Japanese Web Design English Language Web Design 英語のWebサイトデザイン

Japanese Web Design is underpinned by the belief that there should be a distinction between the content and the website design; for this reason, internet surfing has become a rather simple and straightforward task. There is little use of images and video and more use of text since the functionality of the site is more important than how it looks. This however is changing with modern website design and the new generation using the internet more than their predecessors.

1. Over-crowded webpages 

Japanese Web Design uses a lot of content and it can sometimes be hard to navigate around the website. There is no negative space where users can be drawn, whereas Western websites usually use ample negative space to draw users to the content the website wants them to see.
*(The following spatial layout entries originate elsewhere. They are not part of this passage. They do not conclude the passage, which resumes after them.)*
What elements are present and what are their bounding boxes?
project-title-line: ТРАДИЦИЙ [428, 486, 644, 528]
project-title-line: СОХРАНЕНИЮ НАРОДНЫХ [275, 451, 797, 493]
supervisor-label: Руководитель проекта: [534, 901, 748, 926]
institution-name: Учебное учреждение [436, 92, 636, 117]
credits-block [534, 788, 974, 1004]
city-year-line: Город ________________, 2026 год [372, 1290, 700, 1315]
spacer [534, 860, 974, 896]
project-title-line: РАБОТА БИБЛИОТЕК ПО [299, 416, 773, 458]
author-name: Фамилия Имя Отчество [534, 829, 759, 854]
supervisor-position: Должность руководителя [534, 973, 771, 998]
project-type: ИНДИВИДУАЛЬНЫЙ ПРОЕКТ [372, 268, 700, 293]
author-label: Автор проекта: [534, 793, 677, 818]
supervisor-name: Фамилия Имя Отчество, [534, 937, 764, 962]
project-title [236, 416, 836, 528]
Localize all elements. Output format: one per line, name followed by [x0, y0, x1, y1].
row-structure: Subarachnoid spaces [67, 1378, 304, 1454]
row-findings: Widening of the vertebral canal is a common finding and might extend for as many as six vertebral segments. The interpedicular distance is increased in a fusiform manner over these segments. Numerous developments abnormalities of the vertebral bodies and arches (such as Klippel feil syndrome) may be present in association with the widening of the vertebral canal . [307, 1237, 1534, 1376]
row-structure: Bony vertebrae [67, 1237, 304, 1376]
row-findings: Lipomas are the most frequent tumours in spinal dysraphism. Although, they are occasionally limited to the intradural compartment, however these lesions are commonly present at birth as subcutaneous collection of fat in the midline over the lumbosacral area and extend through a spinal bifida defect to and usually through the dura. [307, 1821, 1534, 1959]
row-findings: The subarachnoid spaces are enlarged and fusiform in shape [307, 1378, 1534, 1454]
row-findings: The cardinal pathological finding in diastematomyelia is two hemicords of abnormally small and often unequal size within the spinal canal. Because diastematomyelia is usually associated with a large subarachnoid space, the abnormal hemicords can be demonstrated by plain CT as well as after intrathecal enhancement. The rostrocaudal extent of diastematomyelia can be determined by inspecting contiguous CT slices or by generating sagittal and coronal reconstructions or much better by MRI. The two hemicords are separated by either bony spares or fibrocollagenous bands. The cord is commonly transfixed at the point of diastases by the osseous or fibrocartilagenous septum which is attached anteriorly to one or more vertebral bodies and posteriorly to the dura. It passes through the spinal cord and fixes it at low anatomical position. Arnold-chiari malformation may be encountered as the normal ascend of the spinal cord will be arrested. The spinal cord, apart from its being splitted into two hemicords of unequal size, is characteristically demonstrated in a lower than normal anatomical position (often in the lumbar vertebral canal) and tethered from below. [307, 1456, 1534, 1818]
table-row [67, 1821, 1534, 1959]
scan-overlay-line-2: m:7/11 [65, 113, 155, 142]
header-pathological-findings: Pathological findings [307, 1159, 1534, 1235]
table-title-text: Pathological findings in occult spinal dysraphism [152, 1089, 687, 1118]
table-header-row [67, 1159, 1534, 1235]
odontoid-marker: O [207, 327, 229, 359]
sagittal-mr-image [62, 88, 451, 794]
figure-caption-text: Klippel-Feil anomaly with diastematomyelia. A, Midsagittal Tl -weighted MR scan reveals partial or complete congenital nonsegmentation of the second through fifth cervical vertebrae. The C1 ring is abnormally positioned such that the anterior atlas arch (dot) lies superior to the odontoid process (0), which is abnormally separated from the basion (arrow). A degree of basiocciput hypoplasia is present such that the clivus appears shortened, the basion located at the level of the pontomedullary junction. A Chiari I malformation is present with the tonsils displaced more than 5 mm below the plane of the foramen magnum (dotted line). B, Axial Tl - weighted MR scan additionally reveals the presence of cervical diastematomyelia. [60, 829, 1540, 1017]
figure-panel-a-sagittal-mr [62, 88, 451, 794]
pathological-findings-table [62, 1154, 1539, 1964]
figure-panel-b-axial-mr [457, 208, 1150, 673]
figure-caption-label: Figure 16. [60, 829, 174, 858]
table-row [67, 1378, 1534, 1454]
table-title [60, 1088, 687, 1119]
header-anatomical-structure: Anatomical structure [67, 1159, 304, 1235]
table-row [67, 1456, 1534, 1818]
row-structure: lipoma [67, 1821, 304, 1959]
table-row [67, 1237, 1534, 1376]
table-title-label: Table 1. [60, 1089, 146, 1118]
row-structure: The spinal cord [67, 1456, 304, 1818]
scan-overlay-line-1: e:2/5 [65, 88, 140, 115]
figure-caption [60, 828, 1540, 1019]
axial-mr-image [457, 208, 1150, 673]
Maybe the West seems to have developed an appreciation for things that are more sophisticated than Japanese people, and as such the Japanese do not want to waste items, or space, even in the digital world.

However, with the right themes, websites can be created with a Japanese Web Design that both attracts your target audience, and new users to your website.

Japanese Web Design ExampleA Japanese Web Design example: Rakuten Western Web Design ExampleA Western Web Design example: Mercari

2. Text, Characters, and Fonts

Humans are inherently visual learners by trait. The difference we see between Western and Japanese consumers may come from the difference in the symbols the languages use.

Japanese text, by default, is made from images. Kanji characters especially, can give a lot of information even in one sentence due to the visual nature of the symbols. This also has a flow-on effect when used in content as Japanese consumes less space compared to English texts. It takes less space but can describe an entire meaning. You would think that would mean Japanese websites would be less cluttered, however, the need for the Japanese consumer to extensively understand a product before buying, creates a text-heavy description of many things on the website.

On the other hand, western websites are more limited when it comes to text. This could be down to the difference with the Western alphabet being less image-based and therefore a need to focus on increased image-based content to help sell a product to the Western visual learner.

3. Images and Graphics 

Websites in Japan are inherently packed by design. The images on Japanese websites are low resolution. However, on the other hand, websites in the West have high-resolution images, which have more impact.

Japanese viewers on websites might prefer smaller, low-resolution images but it is probably down to the fact that there is a high reliance on a text-based product. It may be an admirable choice for Japanese viewers; however, it may not be a good choice for Western audiences.

There are times when smaller images and graphics may not be a good solution for the website if the visitors are accustomed to a more Western design with better images and details. The design choice is key to your website’s reputation if your target audience is not used to the smaller visuals.

4. A Striking Color Palette

Japanese websites, compared to their Western counterparts, are historically a lot more brash when it comes to color choice and design. Where a Western website may have 3-5 colors that are matched and more conservative, a Japanese website uses more clashing colors that are from a primary color-based palette. Vibrant use of primary color is seen in Japanese society and a visual example of this is if you walk down the street in Shinjuku or Shibuya you will see the cacophony of colors trying to gain your attention. This is changing in modern Japanese website design with the increase of foreign influence in the website design world. 

Finding the right balance of color in your website is needed with understanding who is your target audience and how you can be accessible to them without ignoring potential new users to your website.

Adobe Color Trends: https://color.adobe.com/trends

5. Technical Differences

  • The high rate of old browser users in Japan. Yes, old browser use in Japan is a thing. Where Western users generally use the latest technology on browsers and hardware, Japanese consumers may be hindered by their technology. If you look at banks, city offices, the postal service, and the like, the contradiction is very visual. The use of older technologies and browsers may also be a factor in why Japanese web design seems a little bit less modern in design.  
  • Japanese web fonts are very limited and consume a lot of memory. English web fonts are more available than their Japanese counterparts. That is just a pure fact. Japanese fonts are therefore less supported and use more memory so it can be a hindrance when it comes to website performance. 
  • Language barrier on the programming side. Most coding language is designed in English with an English-speaking user in mind. The predominately Japanese-speaking web design community in Japan is a slight hindrance when it comes to the brass tacks of website design because of this. Generally, the use of modern coding and design flow is delayed due to the language barrier and this of course has a flow on affect at the end product of the website.


Understanding who your target audience is can help when deciding on a website that is accessible to a larger audience. Understanding the differences can help but also keeping up with modern trends in both Japan and the West can help when it comes to following through with a web design for your business. Working with a design team that understands all of those factors is also key to a successful conversion rate.